Physiological and transcriptomic analysis reveals the responses and difference to high temperature and humidity stress in two melon genotypes

Due to the frequent occurrence of continuous high temperature and heavy rain in summer, extreme high temperature and high humidity environment is caused, which has serious harm to crop growth. High temperature and humidity (HTH) stress have become the main environmental factors of combined stress in summer. The response of morphological indexes, physiological and biochemical indexes, gas exchange parameters and chlorophyll fluorescence parameters were measured and combined with chloroplast ultrastructure and transcriptome sequencing to analyze the reasons for the difference of tolerance to HTH stress in sensitive JIN TAI LANG and tolerant JIN DI varieties. The results showed that with the extension of stress time, the SOD,POD and APX activities of the two melon varieties increased rapidly, leaf water content increased, and the tolerant varieties showed stronger antioxidant capacity. Among the sensitive cultivar, Pn, Fv/Fm, photosystem II and photosystem I chlorophyll fluorescence parameters were severely inhibited, and decreased rapidly with the extension of stress time, while the humidity and heat tolerant cultivars slightly decreased.

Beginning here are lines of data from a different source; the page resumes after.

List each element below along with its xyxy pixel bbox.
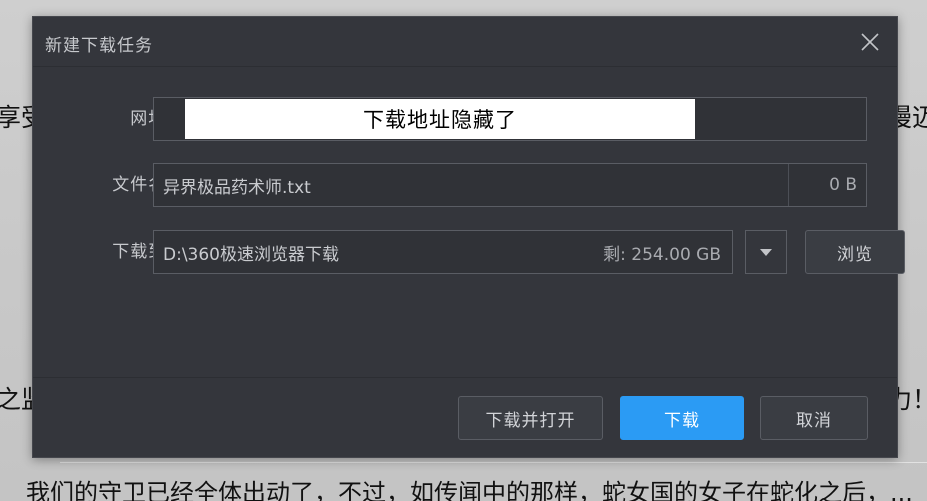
new-download-task-dialog: 新建下载任务 网址: 下载地址隐藏了 文件名: 异界极品药术师.txt 0 B <box>32 16 905 458</box>
url-redaction-text: 下载地址隐藏了 <box>363 108 517 132</box>
chevron-down-glyph <box>760 248 772 256</box>
dialog-footer: 下载并打开 下载 取消 <box>33 378 897 457</box>
dialog-titlebar[interactable]: 新建下载任务 <box>33 17 897 67</box>
url-label: 网址: <box>130 109 173 129</box>
chevron-down-icon[interactable] <box>745 230 787 274</box>
disk-space-label: 剩: 254.00 GB <box>603 244 721 265</box>
filename-label: 文件名: <box>112 175 173 195</box>
background-bottom-paragraph: 我们的守卫已经全体出动了，不过，如传闻中的那样，蛇女国的女子在蛇化之后，... <box>26 479 913 501</box>
cancel-button[interactable]: 取消 <box>760 396 868 440</box>
saveto-label: 下载到: <box>112 242 173 262</box>
file-size-label: 0 B <box>788 164 866 206</box>
url-redaction-overlay: 下载地址隐藏了 <box>185 99 695 139</box>
dialog-body: 网址: 下载地址隐藏了 文件名: 异界极品药术师.txt 0 B 下载到: D:… <box>33 67 905 378</box>
filename-input[interactable]: 异界极品药术师.txt 0 B <box>153 163 867 207</box>
download-and-open-button[interactable]: 下载并打开 <box>458 396 603 440</box>
form-row-filename: 文件名: 异界极品药术师.txt 0 B <box>33 163 897 207</box>
background-divider <box>60 462 927 463</box>
filename-input-value: 异界极品药术师.txt <box>163 177 311 198</box>
close-icon[interactable] <box>843 17 897 66</box>
dialog-title: 新建下载任务 <box>45 36 153 56</box>
saveto-input[interactable]: D:\360极速浏览器下载 剩: 254.00 GB <box>153 230 733 274</box>
download-button[interactable]: 下载 <box>620 396 744 440</box>
browse-button[interactable]: 浏览 <box>805 230 905 274</box>
saveto-input-value: D:\360极速浏览器下载 <box>163 244 339 265</box>
form-row-saveto: 下载到: D:\360极速浏览器下载 剩: 254.00 GB 浏览 <box>33 230 905 274</box>
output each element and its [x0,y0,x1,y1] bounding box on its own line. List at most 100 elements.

The cell membrane and chloroplast damage in sensitive cultivars was more severe, and Lhca1, Lhca3, and Lhca4 proteins in photosystem II and Lhcb1-Lhcb6 proteins in photosystem I were inhibited compared with those in tolerant cultivar. These conclusions may be the main reason for the different tolerance of the two cultivars. These findings will provide new insights for the response of other crops to HTH stress, and also provide a molecular basis for the following researches on the mechanism of HTH resistance of melon.